Es que Karate Kid lució como una pequeña novedad en el momento de su estreno -a tal punto que luego se convirtió en un modelo a seguir- y eso le permitió ser un sorprendente suceso, pero lo cierto es que es un relato de buenos y malos, de oprimidos y opresores, de crecimiento y aprendizaje, con personajes que no eran necesariamente complejos. Y quizás ahí estaba, precisamente, su atractivo: en su simplicidad, de la que encima era totalmente consciente. Karate Kid es un film sin grandes ambiciones y que busca contar lo suyo sin grandes innovaciones, porque sabe que su potencia narrativa reside en la universalidad de su conflicto central. Al fin y al cabo, todos podíamos identificarnos con los padecimientos y deseos de Daniel LaRusso (Ralph Macchio), ese joven acosado y golpeado por la vida en todos los sentidos posibles, que encuentra en el Maestro Miyagi (gran actuación de Pat Morita) la figura paterna que le faltaba y en el karate una guía para vivir.
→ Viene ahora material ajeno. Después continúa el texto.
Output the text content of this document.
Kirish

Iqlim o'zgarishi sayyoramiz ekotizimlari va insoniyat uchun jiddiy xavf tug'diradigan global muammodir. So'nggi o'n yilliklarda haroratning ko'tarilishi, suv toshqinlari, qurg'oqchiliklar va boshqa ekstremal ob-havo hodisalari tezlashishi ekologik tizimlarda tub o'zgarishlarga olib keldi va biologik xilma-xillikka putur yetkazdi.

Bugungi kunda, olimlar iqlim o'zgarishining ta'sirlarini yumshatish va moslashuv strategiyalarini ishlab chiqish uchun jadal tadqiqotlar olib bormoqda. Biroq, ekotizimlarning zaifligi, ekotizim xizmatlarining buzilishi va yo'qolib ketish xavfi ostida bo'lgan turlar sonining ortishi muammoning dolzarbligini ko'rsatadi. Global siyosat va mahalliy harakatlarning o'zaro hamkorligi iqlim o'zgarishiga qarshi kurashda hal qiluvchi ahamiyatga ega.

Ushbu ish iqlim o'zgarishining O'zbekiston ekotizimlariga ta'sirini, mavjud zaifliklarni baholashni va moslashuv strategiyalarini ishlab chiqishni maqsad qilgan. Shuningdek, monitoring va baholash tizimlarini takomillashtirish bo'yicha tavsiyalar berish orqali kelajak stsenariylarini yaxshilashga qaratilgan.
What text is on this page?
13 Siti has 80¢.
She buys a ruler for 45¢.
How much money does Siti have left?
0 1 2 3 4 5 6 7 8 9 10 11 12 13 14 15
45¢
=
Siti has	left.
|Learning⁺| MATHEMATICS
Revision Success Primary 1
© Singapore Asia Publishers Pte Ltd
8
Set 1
Pero la universalidad de Karate Kid se sustenta también en sus antagonistas, a los que la película les da motivaciones y propósitos claros. Empezando por Johnny Lawrence (William Zabka), que puede ser visto inicialmente como un aprendiz de la crueldad, pero que también es alguien que se dedica a cumplir con un rol de líder dentro del ámbito escolar y que sigue los mandatos de su propia figura paterna. Y esa figura paterna es precisamente su maestro, John Kreese (Martin Kove), un tipo que cree que todo se trata de la supervivencia del más fuerte y que la única forma de sobrevivir es desde la crueldad. Lo que los hace realmente interesantes a ambos es su convencimiento de estar del lado correcto, a punto que eso permitió, décadas más tarde, que surgieran interpretaciones que los posicionaran como los buenos de la película: ahí tenemos la notable argumentación de Barney Stinson en la serie How I met your mother como prueba de ello.
Claro que la habilidad de Karate Kid de unir todos los lugares comunes de esta historia de héroes inesperados y villanos convencidos de sí mismos con la trama de peleas, victorias y derrotas se debe en buena medida a una figura que no es tan recordada cuando se habla de la película. Estamos hablando de John G. Avildsen, quien unos años antes, en Rocky, junto con Sylvester Stallone, prácticamente había puesto los cimientos de un subgénero como el deportivo, que es fundamental para pensar el cine norteamericano del último medio siglo. Si aquel film presentaba la historia de un sujeto cuyo mayor rival era él mismo, en Karate Kid el obstáculo personal era más palpable y fácil de entender: es cierto que LaRusso debía superarse a sí mismo y sus miedos, pero más que nada a esa amenaza que constituía el eje Lawrence-Kreese. Esa (relativamente) nueva construcción estaba dada también por el cambio de época: Rocky era un film moderadamente optimista en una década como los setenta, marcada por el pesimismo y la desconfianza; mientras que Karate Kid dialogaba con unos ochenta donde las rivalidades estaban más claras y la esperanza comenzaba a dominar el ánimo estadounidense. Por algo, a diferencia de Balboa, LaRusso ganaba la pelea final: la cultura masiva estadounidense ya avizoraba su triunfo global, el cual traería nuevas épicas deportivas.